Wadeye: Failed State as Cultural Triumph
Patrick McCauley, Quadrant, 1 July 2022
The politically expedient and prideful apology from Kevin Rudd to all Aboriginal people on behalf of all Australians angered me. That it was so popular drove me to despair. I cannot shake off the feeling that this current fad amongst left-wing governments (even the Vatican) to apologise for past wrongs is really scraping the very bottom of the “spin” barrel and is in fact a form of political arrogance that will do more to exacerbate past tragedies than to redress them. The inimitable Theodore Dalrymple suggests:
…official apologies for distant events, however important or pregnant with consequences those events may have been … have bad effects on both those who give them and those who receive them.
The effect on the givers is the creation of a state of spiritual pride. Insofar as the person offering the apology is doing what no one has done before him, he is likely to consider himself the moral superior of his predecessors. He alone has had the moral insight and courage to apologise.
On the other hand, he knows full well that he has absolutely no personal moral responsibility for whatever it is that he is apologising for. In other words, his apology brings him all kudos and no pain.
Plato defined love as the “desire for the perpetual possession of the good”. The classical Greek thinkers disapproved of compassion—they saw it as a type of pity and doubted its reasonableness and therefore its justice. Nietzsche declared that human beings wallow in pity as swine do in mud—that their pity for others was indistinguishable from their pity for themselves and that they must master their compassion in the name of higher considerations. Perversely, it is the left side of politics that has defined a dreadful orthodoxy based on “the good” as compassion and human rights (equality, equity, positive discrimination, affirmative action, social justice, global ethics) together with a deep and pervasive hatred of the world of civilisation and of men. We are now expected to hate ourselves, our country and Western democracies in general, in order to be considered intelligent and humane beings. In order to love Aboriginal people, we must hate Australia, its history, and Australians.

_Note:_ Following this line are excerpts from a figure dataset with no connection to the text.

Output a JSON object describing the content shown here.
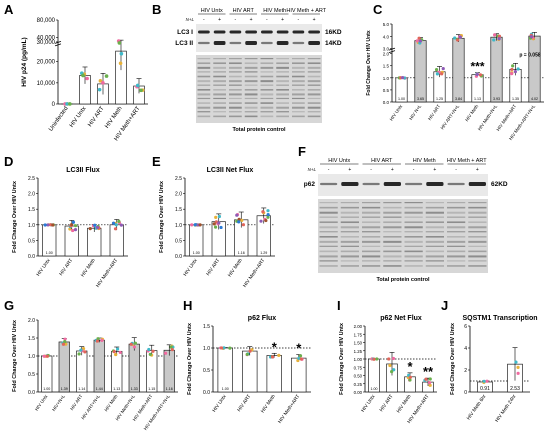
{
  "colors": {
    "bar_light": "#ffffff",
    "bar_gray": "#c9c9c9",
    "bar_stroke": "#222222",
    "dot_palette": [
      "#e8b23a",
      "#f06aa0",
      "#3fb9c9",
      "#6ab04c",
      "#e0655a",
      "#8e5bb5",
      "#a0522d",
      "#2b7bd6"
    ],
    "blot_bg": "#d7d7d7",
    "blot_band": "#1e1e1e",
    "ref_line": "#000000"
  },
  "panels": [
    {
      "letter": "A"
    },
    {
      "letter": "B"
    },
    {
      "letter": "C"
    },
    {
      "letter": "D"
    },
    {
      "letter": "E"
    },
    {
      "letter": "F"
    },
    {
      "letter": "G"
    },
    {
      "letter": "H"
    },
    {
      "letter": "I"
    },
    {
      "letter": "J"
    }
  ],
  "blots": {
    "B": {
      "groups": [
        "HIV Untx",
        "HIV ART",
        "HIV Meth",
        "HIV Meth + ART"
      ],
      "nl_label": "N+L",
      "lane_marks": [
        "-",
        "+",
        "-",
        "+",
        "-",
        "+",
        "-",
        "+"
      ],
      "band_labels": [
        "LC3 I",
        "LC3 II"
      ],
      "kd_labels": [
        "16KD",
        "14KD"
      ],
      "caption": "Total protein control"
    },
    "F": {
      "groups": [
        "HIV Untx",
        "HIV ART",
        "HIV Meth",
        "HIV Meth + ART"
      ],
      "nl_label": "N+L",
      "lane_marks": [
        "-",
        "+",
        "-",
        "+",
        "-",
        "+",
        "-",
        "+"
      ],
      "band_labels": [
        "p62"
      ],
      "kd_labels": [
        "62KD"
      ],
      "caption": "Total protein control"
    }
  },
  "chart_data": [
    {
      "panel": "A",
      "type": "bar",
      "title": "",
      "ylabel": "HIV p24 (pg/mL)",
      "categories": [
        "Uninfected",
        "HIV Untx",
        "HIV ART",
        "HIV Meth",
        "HIV Meth+ART"
      ],
      "values": [
        50,
        13500,
        9500,
        25000,
        8500
      ],
      "errors": [
        50,
        4000,
        5000,
        9000,
        3500
      ],
      "yticks_low": [
        "0",
        "10,000",
        "20,000"
      ],
      "yticks_high": [
        "30,000",
        "40,000",
        "80,000"
      ],
      "ylim": [
        0,
        80000
      ],
      "axis_break": [
        27000,
        30000
      ]
    },
    {
      "panel": "C",
      "type": "bar",
      "title": "",
      "ylabel": "Fold Change Over HIV Untx",
      "categories": [
        "HIV Untx",
        "HIV N+L",
        "HIV ART",
        "HIV ART+N+L",
        "HIV Meth",
        "HIV Meth+N+L",
        "HIV Meth+ART",
        "HIV Meth+ART+N+L"
      ],
      "values": [
        1.0,
        3.65,
        1.25,
        3.84,
        1.13,
        3.93,
        1.35,
        4.02
      ],
      "value_labels": [
        "1.00",
        "3.65",
        "1.25",
        "3.84",
        "1.13",
        "3.93",
        "1.35",
        "4.02"
      ],
      "errors": [
        0.02,
        0.25,
        0.22,
        0.3,
        0.08,
        0.28,
        0.25,
        0.3
      ],
      "yticks": [
        "0.0",
        "0.5",
        "1.0",
        "1.5",
        "2.0",
        "3.0",
        "4.0",
        "5.0"
      ],
      "ylim": [
        0,
        5
      ],
      "significance": [
        "",
        "",
        "",
        "",
        "***",
        "",
        "",
        ""
      ],
      "annotation": "p = 0.058"
    },
    {
      "panel": "D",
      "type": "bar",
      "title": "LC3II Flux",
      "ylabel": "Fold Change Over HIV Untx",
      "categories": [
        "HIV Untx",
        "HIV ART",
        "HIV Meth",
        "HIV Meth+ART"
      ],
      "values": [
        1.0,
        0.96,
        0.89,
        1.0
      ],
      "value_labels": [
        "1.00",
        "",
        "",
        ""
      ],
      "errors": [
        0.01,
        0.18,
        0.12,
        0.17
      ],
      "yticks": [
        "0.0",
        "0.5",
        "1.0",
        "1.5",
        "2.0",
        "2.5"
      ],
      "ylim": [
        0,
        2.5
      ]
    },
    {
      "panel": "E",
      "type": "bar",
      "title": "LC3II Net Flux",
      "ylabel": "Fold Change Over HIV Untx",
      "categories": [
        "HIV Untx",
        "HIV ART",
        "HIV Meth",
        "HIV Meth+ART"
      ],
      "values": [
        1.0,
        1.1,
        1.16,
        1.29
      ],
      "value_labels": [
        "1.00",
        "",
        "1.16",
        "1.29"
      ],
      "errors": [
        0.01,
        0.25,
        0.25,
        0.25
      ],
      "yticks": [
        "0.0",
        "0.5",
        "1.0",
        "1.5",
        "2.0",
        "2.5"
      ],
      "ylim": [
        0,
        2.5
      ]
    },
    {
      "panel": "G",
      "type": "bar",
      "title": "",
      "ylabel": "Fold Change Over HIV Untx",
      "categories": [
        "HIV Untx",
        "HIV+N+L",
        "HIV ART",
        "HIV ART+N+L",
        "HIV Meth",
        "HIV Meth+N+L",
        "HIV Meth+ART",
        "HIV Meth+ART+N+L"
      ],
      "values": [
        1.0,
        1.39,
        1.14,
        1.44,
        1.13,
        1.33,
        1.15,
        1.16
      ],
      "value_labels": [
        "1.00",
        "1.39",
        "1.14",
        "1.44",
        "1.13",
        "1.33",
        "1.15",
        "1.16"
      ],
      "errors": [
        0.02,
        0.1,
        0.12,
        0.06,
        0.12,
        0.18,
        0.15,
        0.15
      ],
      "yticks": [
        "0.0",
        "0.5",
        "1.0",
        "1.5",
        "2.0"
      ],
      "ylim": [
        0,
        2
      ]
    },
    {
      "panel": "H",
      "type": "bar",
      "title": "p62 Flux",
      "ylabel": "Fold Change Over HIV Untx",
      "categories": [
        "HIV Untx",
        "HIV ART",
        "HIV Meth",
        "HIV Meth+ART"
      ],
      "values": [
        1.0,
        0.93,
        0.83,
        0.77
      ],
      "value_labels": [
        "1.00",
        "",
        "",
        ""
      ],
      "errors": [
        0.01,
        0.1,
        0.05,
        0.08
      ],
      "yticks": [
        "0.0",
        "0.5",
        "1.0",
        "1.5"
      ],
      "ylim": [
        0,
        1.5
      ],
      "significance": [
        "",
        "",
        "*",
        "*"
      ]
    },
    {
      "panel": "I",
      "type": "bar",
      "title": "p62 Net Flux",
      "ylabel": "Fold Change Over HIV Untx",
      "categories": [
        "HIV Untx",
        "HIV ART",
        "HIV Meth",
        "HIV Meth+ART"
      ],
      "values": [
        1.0,
        0.85,
        0.46,
        0.3
      ],
      "value_labels": [
        "1.00",
        "",
        "",
        ""
      ],
      "errors": [
        0.01,
        0.35,
        0.12,
        0.12
      ],
      "yticks": [
        "0.00",
        "0.25",
        "0.50",
        "0.75",
        "1.00",
        "1.25",
        "1.50",
        "1.75",
        "2.00"
      ],
      "ylim": [
        0,
        2.0
      ],
      "significance": [
        "",
        "",
        "*",
        "**"
      ]
    },
    {
      "panel": "J",
      "type": "bar",
      "title": "SQSTM1 Transcription",
      "ylabel": "Fold Change Over HIV Untx",
      "categories": [
        "HIV Meth 6hr",
        "HIV Meth 24hr"
      ],
      "values": [
        0.91,
        2.53
      ],
      "value_labels": [
        "0.91",
        "2.53"
      ],
      "errors": [
        0.1,
        1.5
      ],
      "yticks": [
        "0",
        "2",
        "4",
        "6"
      ],
      "ylim": [
        0,
        6
      ]
    }
  ]
}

Yet each man kills the thing he loves,
By each let this be heard,
Some do it with a bitter look,
Some with a flattering word.
The coward does it with a kiss,
The brave man with a sword!
For me, just emerging from two decades of the abuse and discrimination meted out by the Family Law Act, Rudd’s maternalistic apology became a nemesis in a life decimated by this left-wing orthodoxy based on compassion. I had spent several years working with Aboriginal people back in the Seventies before my futile attempts at love under the domestic matriarchy, and so I decided to take a teaching position at the isolated Aboriginal community of Wadeye in the Northern Territory, to see first-hand how the Rousseau-inspired Coombsian theories had played out in reality.